Re: Optimize mul_var() for var1ndigits >= 8 - Mailing list pgsql-hackers

From Dean Rasheed
Subject Re: Optimize mul_var() for var1ndigits >= 8
Date
Msg-id CAEZATCXniGE2pkwsXoV4gKFga9VYO6=JUnA8xpuV+cGYC2RjZA@mail.gmail.com
Whole thread Raw
In response to Optimize mul_var() for var1ndigits >= 8  ("Joel Jacobson" <joel@compiler.org>)
Responses Re: Optimize mul_var() for var1ndigits >= 8
List pgsql-hackers
On Sun, 7 Jul 2024 at 20:46, Joel Jacobson <joel@compiler.org> wrote:
>
> This patch adds a mul_var_large() that is dispatched to from mul_var()
> for var1ndigits >= 8, regardless of rscale.
>
> -- var1ndigits == var2ndigits == 16384
> SELECT COUNT(*) FROM n_max WHERE product = var1 * var2;
> Time: 3191.145 ms (00:03.191) -- HEAD
> Time: 1836.404 ms (00:01.836) -- mul_var_large
>

That's pretty nice. For some reason though, this patch seems to
consistently make the numeric_big regression test a bit slower:

ok 224       - numeric_big                               280 ms  [HEAD]
ok 224       - numeric_big                               311 ms  [patch]

though I do get a lot of variability when I run that test.

I think this is related to this code:

+   res_ndigits = var1ndigits + var2ndigits + 1;
+   res_weight = var1->weight + var2->weight + 2 +
+                ((res_ndigits * 2) - (var1->ndigits + var2->ndigits + 1));
+   maxdigits = res_weight + 1 + (rscale + DEC_DIGITS - 1) / DEC_DIGITS +
+       MUL_GUARD_DIGITS;
+   res_ndigits = Min(res_ndigits, maxdigits);

In mul_var_large(), var1ndigits, var2ndigits, and res_ndigits are
counts of NBASE^2 digits, whereas maxdigits is a count of NBASE
digits, so it's not legit to compare them like that.

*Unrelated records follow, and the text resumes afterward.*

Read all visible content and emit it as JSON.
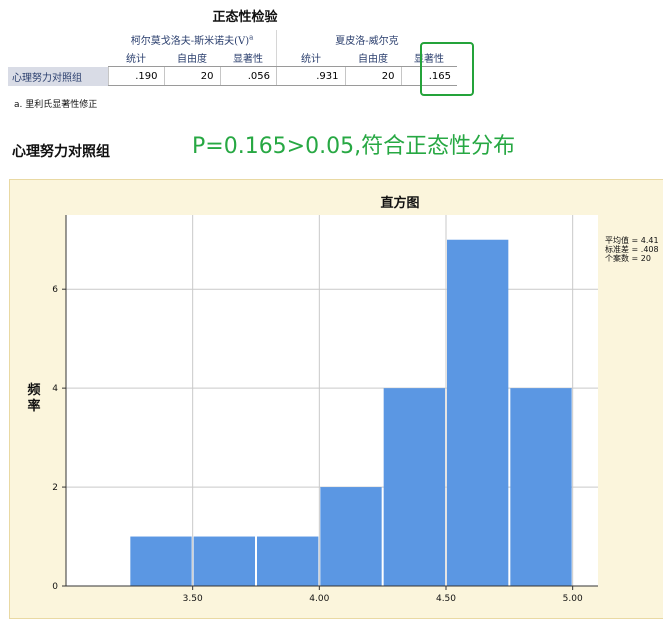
{
  "table": {
    "title": "正态性检验",
    "group1": "柯尔莫戈洛夫-斯米诺夫(V)",
    "group1_sup": "a",
    "group2": "夏皮洛-威尔克",
    "columns": [
      "统计",
      "自由度",
      "显著性",
      "统计",
      "自由度",
      "显著性"
    ],
    "row": {
      "label": "心理努力对照组",
      "values": [
        ".190",
        "20",
        ".056",
        ".931",
        "20",
        ".165"
      ]
    },
    "footnote": "a. 里利氏显著性修正"
  },
  "group_label": "心理努力对照组",
  "annotation": "P=0.165>0.05,符合正态性分布",
  "colors": {
    "bar": "#5b97e3",
    "highlight": "#24a33a",
    "annotation": "#27a843",
    "plot_bg": "#ffffff",
    "frame_bg": "#fbf5dc"
  },
  "chart_data": {
    "type": "bar",
    "title": "直方图",
    "ylabel": "频率",
    "xlabel": "",
    "bin_edges": [
      3.25,
      3.5,
      3.75,
      4.0,
      4.25,
      4.5,
      4.75,
      5.0
    ],
    "values": [
      1,
      1,
      1,
      2,
      4,
      7,
      4
    ],
    "xticks": [
      3.5,
      4.0,
      4.5,
      5.0
    ],
    "xtick_labels": [
      "3.50",
      "4.00",
      "4.50",
      "5.00"
    ],
    "yticks": [
      0,
      2,
      4,
      6
    ],
    "ylim": [
      0,
      7.5
    ],
    "xlim": [
      3.0,
      5.1
    ],
    "grid": true,
    "stats": [
      "平均值 = 4.41",
      "标准差 = .408",
      "个案数 = 20"
    ]
  }
}
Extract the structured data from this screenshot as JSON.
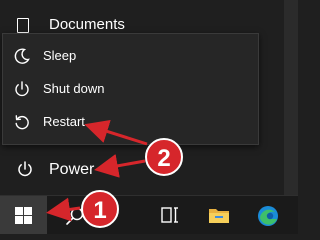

I think it's
pretty confusing to use the same variable names as are used elsewhere
for different things.

I also don't like basically duplicating the whole of mul_var() in a
second function.

The fact that this is close to the current speed for numbers with
around 8 digits is encouraging though. My first thought was that if it
could be made just a little faster, maybe it could replace mul_var()
rather than duplicating it.

I had a go at that in the attached v2 patch, which now gives a very
nice speedup when running numeric_big:

ok 224       - numeric_big                               159 ms  [v2 patch]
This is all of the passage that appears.